Shift probability; they do not confirm tissue source.
Discogenic Probability ↑ // History features increasing discogenic probability?
Flexion/sitting intolerance, morning stiffness improving with movement, prior centralization, non-dermatomal distal referral.
Facet Probability ↑ // History features increasing facet contribution?
Extension/standing intolerance, pain with transitions, localized unilateral LBP, thigh referral (posterior or anterior L2–L4).
SIJ Probability ↑ // History features increasing SIJ contribution?
Unilateral buttock pain, load asymmetry intolerance, transitional task sensitivity.
Stenosis Probability ↑ // History features increasing stenosis probability?
Walking intolerance relieved by sitting/flexion, age-related onset, bilateral variable LE symptoms.
Features suggesting Directional Preference / Specific Exercise?
Clear flexion or extension sensitivity, prior directional response, centralization history.
Features suggesting Movement Coordination Impairment?
Recurrent episodes, “giving way,” pain with transitions, prolonged posture intolerance.

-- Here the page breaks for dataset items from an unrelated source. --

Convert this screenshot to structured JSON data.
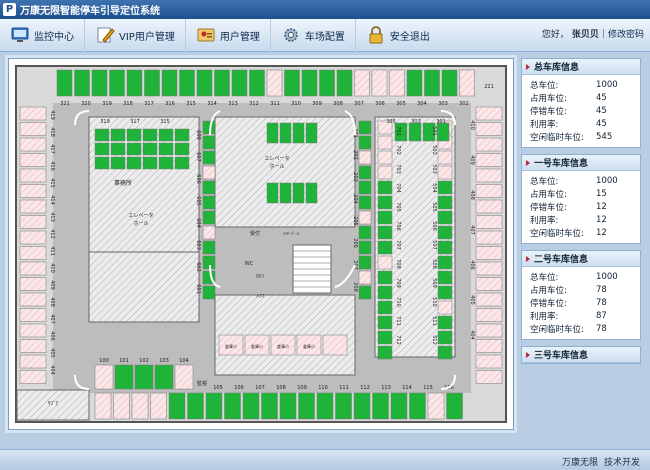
{
  "app": {
    "title": "万康无限智能停车引导定位系统",
    "logo": "P"
  },
  "toolbar": {
    "items": [
      {
        "label": "监控中心",
        "icon": "monitor-icon"
      },
      {
        "label": "VIP用户管理",
        "icon": "pen-icon"
      },
      {
        "label": "用户管理",
        "icon": "users-icon"
      },
      {
        "label": "车场配置",
        "icon": "gear-icon"
      },
      {
        "label": "安全退出",
        "icon": "lock-icon"
      }
    ]
  },
  "user": {
    "greeting": "您好，",
    "name": "张贝贝",
    "sep": "|",
    "change_password": "修改密码"
  },
  "map": {
    "row_top_left": [
      "321",
      "320",
      "319",
      "318",
      "317",
      "316",
      "315",
      "314",
      "313",
      "312",
      "311",
      "310",
      "309",
      "308",
      "307",
      "306",
      "305",
      "304",
      "303",
      "302"
    ],
    "row_top_right": "221",
    "block_top_labels": [
      "319",
      "317",
      "315",
      "305",
      "303",
      "301"
    ],
    "col_left_labels": [
      "419",
      "418",
      "417",
      "416",
      "415",
      "414",
      "413",
      "412",
      "411",
      "410",
      "409",
      "408",
      "407",
      "406",
      "405",
      "404"
    ],
    "col_inner_left": [
      "608",
      "607",
      "606",
      "605",
      "604",
      "603",
      "602",
      "601"
    ],
    "col_inner_right": [
      "201",
      "202",
      "203",
      "204",
      "205",
      "206",
      "207",
      "208"
    ],
    "col_right_a": [
      "701",
      "702",
      "703",
      "704",
      "705",
      "706",
      "707",
      "708",
      "709",
      "710",
      "711",
      "712"
    ],
    "col_right_b": [
      "501",
      "502",
      "503",
      "504",
      "505",
      "506",
      "507",
      "508",
      "509",
      "510",
      "511",
      "512"
    ],
    "col_far_right": [
      "410",
      "409",
      "408",
      "407",
      "406",
      "405",
      "404"
    ],
    "bottom_left": [
      "100",
      "101",
      "102",
      "103",
      "104"
    ],
    "bottom_row": [
      "105",
      "106",
      "107",
      "108",
      "109",
      "110",
      "111",
      "112",
      "113",
      "114",
      "115",
      "116"
    ],
    "labels": {
      "office": "事務所",
      "elevator1": "エレベータ",
      "hall1": "ホール",
      "elevator2": "エレベータ",
      "hall2": "ホール",
      "reception": "受付",
      "waiting": "ﾊｲﾔｰﾌﾟｰﾙ",
      "wc": "WC",
      "exit_gate": "出口",
      "entrance_gate": "入口",
      "gate_a": "精算機(出口)",
      "gate_b": "精算機(入口)",
      "monitor": "監視",
      "nav": "ｻﾌﾞｱ",
      "storage1": "倉庫小",
      "storage2": "倉庫小",
      "storage3": "倉庫小",
      "storage4": "倉庫小"
    }
  },
  "panels": [
    {
      "title": "总车库信息",
      "rows": [
        [
          "总车位:",
          "1000"
        ],
        [
          "占用车位:",
          "45"
        ],
        [
          "停错车位:",
          "45"
        ],
        [
          "利用率:",
          "45"
        ],
        [
          "空闲临时车位:",
          "545"
        ]
      ]
    },
    {
      "title": "一号车库信息",
      "rows": [
        [
          "总车位:",
          "1000"
        ],
        [
          "占用车位:",
          "15"
        ],
        [
          "停错车位:",
          "12"
        ],
        [
          "利用率:",
          "12"
        ],
        [
          "空闲临时车位:",
          "12"
        ]
      ]
    },
    {
      "title": "二号车库信息",
      "rows": [
        [
          "总车位:",
          "1000"
        ],
        [
          "占用车位:",
          "78"
        ],
        [
          "停错车位:",
          "78"
        ],
        [
          "利用率:",
          "87"
        ],
        [
          "空闲临时车位:",
          "78"
        ]
      ]
    },
    {
      "title": "三号车库信息",
      "rows": []
    }
  ],
  "footer": {
    "left": "万康无限",
    "right": "技术开发"
  },
  "colors": {
    "occupied": "#20b33a",
    "free": "#f7d6d8",
    "hatch": "#c9c9c9",
    "road": "#b8b8b8",
    "accent": "#c0282d"
  }
}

Features suggesting Mobility Deficits / Manipulation?
Acute onset, no distal symptoms, low fear avoidance, localized pain.
Current evidence position on traction?
Historically proposed but not routinely recommended.

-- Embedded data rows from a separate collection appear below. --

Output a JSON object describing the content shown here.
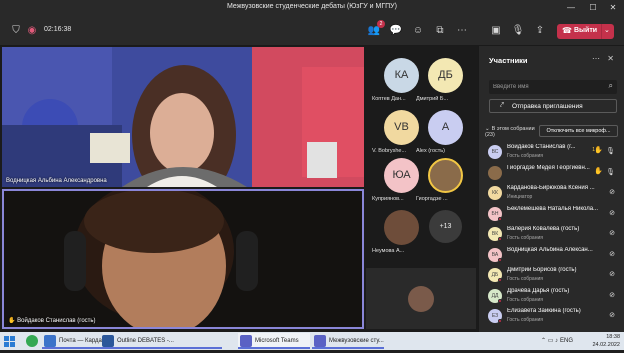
{
  "window": {
    "title": "Межвузовские студенческие дебаты (ЮзГУ и МГПУ)"
  },
  "toolbar": {
    "timer": "02:16:38",
    "participants_badge": "2",
    "leave_label": "Выйти"
  },
  "stage": {
    "main_video_1": {
      "name": "Водницкая Альбина Александровна"
    },
    "main_video_2": {
      "name": "Войдаков Станислав (гость)"
    },
    "tiles": [
      {
        "initials": "КА",
        "name": "Коптев Дан...",
        "color": "#c9d8e6"
      },
      {
        "initials": "ДБ",
        "name": "Дмитрий Б...",
        "color": "#f3e8b3"
      },
      {
        "initials": "VB",
        "name": "V. Bobryshe...",
        "color": "#f1d9a0"
      },
      {
        "initials": "A",
        "name": "Alex (гость)",
        "color": "#c9cdf1"
      },
      {
        "initials": "ЮА",
        "name": "Куприянов...",
        "color": "#f3c3c7"
      },
      {
        "initials": "",
        "name": "Гиоргадзе ...",
        "color": "#8a6b4a"
      },
      {
        "initials": "",
        "name": "Неумова А...",
        "color": "#6e4d3a"
      }
    ],
    "more_count": "+13"
  },
  "panel": {
    "title": "Участники",
    "search_placeholder": "Введите имя",
    "invite_label": "Отправка приглашения",
    "section_label": "В этом собрании",
    "section_count": "(23)",
    "mute_all_label": "Отключить все микроф...",
    "participants": [
      {
        "initials": "ВС",
        "name": "Войдаков Станислав (г...",
        "status": "Гость собрания",
        "color": "#c9cdf1",
        "hand_count": "1",
        "hand": true,
        "mic": "on",
        "dot": false
      },
      {
        "initials": "",
        "name": "Гиоргадзе Медея Георгиевн...",
        "status": "",
        "color": "#8a6b4a",
        "hand": true,
        "mic": "on",
        "dot": false
      },
      {
        "initials": "КК",
        "name": "Карданова-Бирюкова Ксения ...",
        "status": "Инициатор",
        "color": "#f1d9a0",
        "hand": false,
        "mic": "off",
        "dot": false
      },
      {
        "initials": "БН",
        "name": "Беклемешева Наталья Никола...",
        "status": "",
        "color": "#f3c3c7",
        "hand": false,
        "mic": "off",
        "dot": true
      },
      {
        "initials": "ВК",
        "name": "Валерия Ковалева (гость)",
        "status": "Гость собрания",
        "color": "#f3e8b3",
        "hand": false,
        "mic": "off",
        "dot": true
      },
      {
        "initials": "ВА",
        "name": "Водницкая Альбина Алексан...",
        "status": "",
        "color": "#f3c3c7",
        "hand": false,
        "mic": "off",
        "dot": true
      },
      {
        "initials": "ДБ",
        "name": "Дмитрий Борисов (гость)",
        "status": "Гость собрания",
        "color": "#f3e8b3",
        "hand": false,
        "mic": "off",
        "dot": true
      },
      {
        "initials": "ДД",
        "name": "Драчёва Дарья (гость)",
        "status": "Гость собрания",
        "color": "#d6e8c9",
        "hand": false,
        "mic": "off",
        "dot": true
      },
      {
        "initials": "ЕЗ",
        "name": "Елизавета Заикина (гость)",
        "status": "Гость собрания",
        "color": "#c9cdf1",
        "hand": false,
        "mic": "off",
        "dot": true
      }
    ]
  },
  "taskbar": {
    "apps": [
      {
        "label": "Почта — Кардано...",
        "active": false,
        "color": "#3b73c9"
      },
      {
        "label": "Outline DEBATES -...",
        "active": false,
        "color": "#2b579a"
      },
      {
        "label": "Microsoft Teams",
        "active": true,
        "color": "#5a62c4"
      },
      {
        "label": "Межвузовские сту...",
        "active": false,
        "color": "#5a62c4"
      }
    ],
    "lang": "ENG",
    "time": "18:38",
    "date": "24.02.2022"
  }
}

If history does not shift probability, what is likely true?
The exam rarely will.
First question before examination?
Is there anything I must avoid or modify?
What does “Caution ≠ Inaction” mean?
Test with monitoring, not avoidance.
What should the exam challenge?
Competing hypotheses, not clinician favorites.
Most powerful tool in lumbar differential diagnosis?
Patient history.
What does symptom behavior reflect?
Mechanical loading.
What should clinicians keep during evaluation?
A short list of hypotheses, not a conclusion.
Role of the physical exam overall?
Refine and confirm history-based hypotheses.
What CAN observation help identify?
Asymmetry, guarding/fear, aberrant movement, load avoidance, coordination deficits
What CANNOT be determined by observation alone?
Specific pain generator, instability, alignment, or replacement of testing.
Key boundary statement for posture and movement?
They are descriptive, not diagnostic.
How should scoliosis observed in standing be framed?
Structural vs functional appearance only, not diagnosis.
What is a lateral shift? Why is a lateral shift clinically relevant? How does a lateral shift often change?
Trunk displacement relative to the pelvis in standing. May represent symptom avoidance and affect AROM interpretation.